AMC turns memes into debt jubilee

Luke Kawa

Yesterday we discussed how AMC Entertainment missed out by raising funds through selling its stock — mostly before shares went parabolic. 

Well! Not a day went by without management taking steps to rectify that state of affairs.

In a Form 8-K posted this morning, AMC announced that it had reached a private deal to swap nearly $164 million in debt due in 2026 into some of its now much more richly valued stock.

So, just to recap, the sequencing goes like this: A long-dormant Twitter/X account associated with Keith Gill, who made the bull case for GameStop, tweets a meme. Traders buy AMC because it enjoyed meme stock status along with GameStop in 2021. AMC’s management is then able to use this rally to pay off $164 million in debt while (in theory) watering down the value of its stock by issuing more of it.

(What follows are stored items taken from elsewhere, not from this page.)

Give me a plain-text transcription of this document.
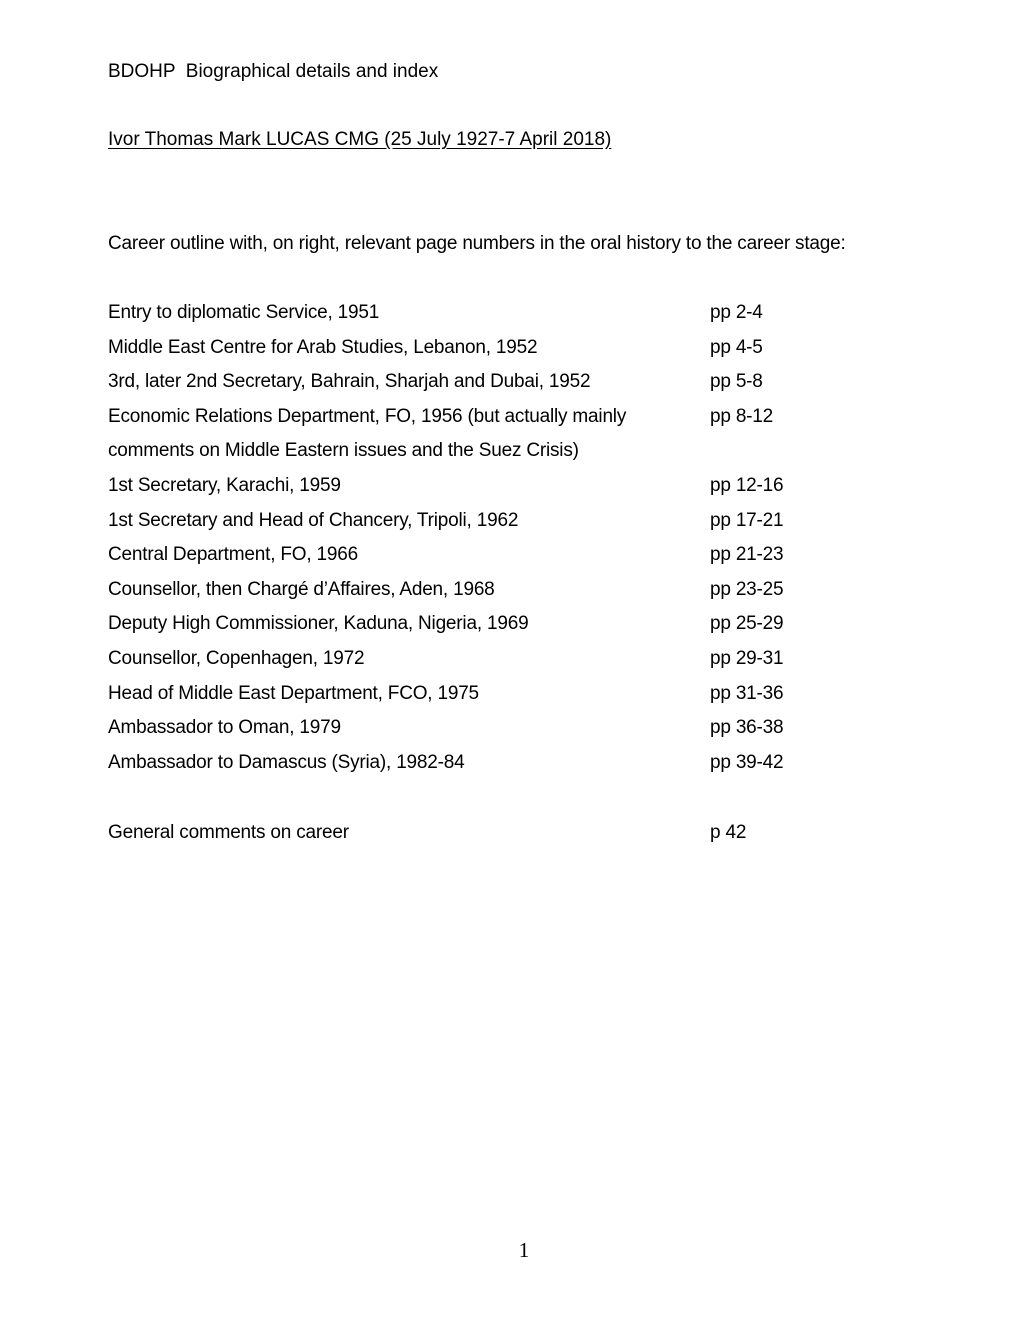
BDOHP  Biographical details and index
Ivor Thomas Mark LUCAS CMG (25 July 1927-7 April 2018)
Career outline with, on right, relevant page numbers in the oral history to the career stage:
Entry to diplomatic Service, 1951	pp 2-4
Middle East Centre for Arab Studies, Lebanon, 1952	pp 4-5
3rd, later 2nd Secretary, Bahrain, Sharjah and Dubai, 1952	pp 5-8
Economic Relations Department, FO, 1956 (but actually mainly	pp 8-12
comments on Middle Eastern issues and the Suez Crisis)
1st Secretary, Karachi, 1959	pp 12-16
1st Secretary and Head of Chancery, Tripoli, 1962	pp 17-21
Central Department, FO, 1966	pp 21-23
Counsellor, then Chargé d’Affaires, Aden, 1968	pp 23-25
Deputy High Commissioner, Kaduna, Nigeria, 1969	pp 25-29
Counsellor, Copenhagen, 1972	pp 29-31
Head of Middle East Department, FCO, 1975	pp 31-36
Ambassador to Oman, 1979	pp 36-38
Ambassador to Damascus (Syria), 1982-84	pp 39-42
General comments on career	p 42
1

As of the end of Q1, AMC had nearly $9 billion in debt and had cumulative losses of about $5.7 billion since the onset of the pandemic. In the best quarter the company has enjoyed over this period — one of only two quarters in which it made money — the firm posted an operating profit of $99.4 million. 

AMC is in the business of receiving money in exchange for providing access to a very entertaining show. I’m talking, of course, about its financing activities and the stock market — not going to the movies.